Corrió por el patio en medio de la lluvia, agarró el rectángulo rojizo de la abigarrada cerca y volvió a correr hacia la puerta de la casa. Algo se agitaba de un modo convulsivo en mi subconsciente.

—¡Selina! —grité—. ¡No la abras!

Pero era demasiado tarde. Había empujado la cerrada puerta de madera y, con una mano en la boca, estaba mirando el interior de la casa. Me acerqué a mi mujer y cogí la manta que colgaba de sus dedos.

Al cerrar la puerta dejé que mis ojos recorrieran el interior de la casita. El aseado cuarto de estar en que yo acababa de ver a la mujer y al niño era en realidad un repugnante revoltijo de muebles deteriorados, periódicos atrasados, ropa inservible y platos mugrientos. La habitación era húmeda y maloliente, y estaba enormemente abandonada.

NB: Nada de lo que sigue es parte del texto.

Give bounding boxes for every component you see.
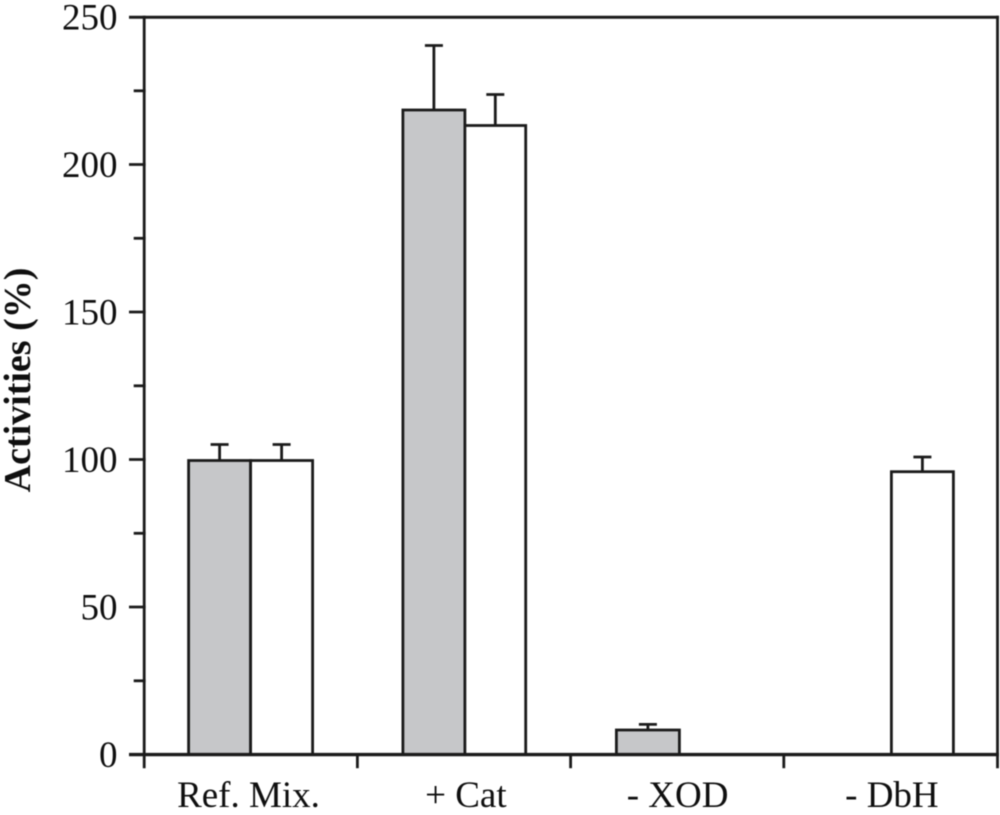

El único objeto que reconocí, por haberío visto al otro lado de la ventana, era la carretilla, rota y sin pintura.

Cerré firmemente la puerta y me ordené a mí mismo olvidar lo que había visto. Algunos hombres que viven solos cuidan bien sus casas; otros no saben cómo hacerlo. La faz de Selina estaba pálida.

—No comprendo. No lo comprendo.

—El vidrio lento funciona en ambas direcciones —dije en voz baja—. La luz sale de una casa del mismo modo que entra.

—¿Pretendes decir…?

—No lo sé. No es cosa nuestra. Y ahora, cálmate… Hagan vuelve con nuestro cristal.

La agitación de mi estómago estaba amainando.

Hagan entró en el patio sosteniendo un armazón oblongo cubierto de plástico. Le tendía el cheque, pero él estaba mirando fijamente la cara de Selina. Dio la impresión de saber al instante que nuestros inciertos dedos habían explorado su alma. Selina evitó su mirada. Mi esposa parecía haber envejecido y estar enferma, y sus ojos contemplaban decididamente el horizonte circundante.

—Yo cogeré la manta, señor Garland —dijo finalmente Hagan—. No hacía falta que se molestara.

—No tiene importancia. Aquí está el cheque.

—Gracias. —Seguía mirando a Selina con un extraño aire de súplica—. Ha sido un placer tratar con usted.

—Lo mismo digo —contesté con idéntica y absurda formalidad.

Recogí el pesado armazón y guié a Selina hacia el camino que llevaba a la carretera. En el mismo instante en que llegábamos a la parte superior de los ahora resbaladizos escalones, Hagan habló de nuevo.

—¡Señor Garland!

Me volví de mala gana.

—No fue por mi culpa —dijo con firmeza—. Un conductor que luego se dio a la fuga los atropelló en la carretera de Oban, hace seis años. Mi chico sólo tenía siete cuando sucedió eso. Tengo derecho a conservar algo.

Asentí mudamente y avancé por la senda, muy apretado a mi esposa, atesorando la sensación de sus brazos rodeándome. Miré hacia atrás en medio de la lluvia al llegar a la curva y vi que Hagan estaba sentado con la espalda muy erguida en la cerca de piedra donde le habíamos encontrado la primera vez.

Se hallaba contemplando la casa, pero me fue imposible saber si había alguien en la ventana.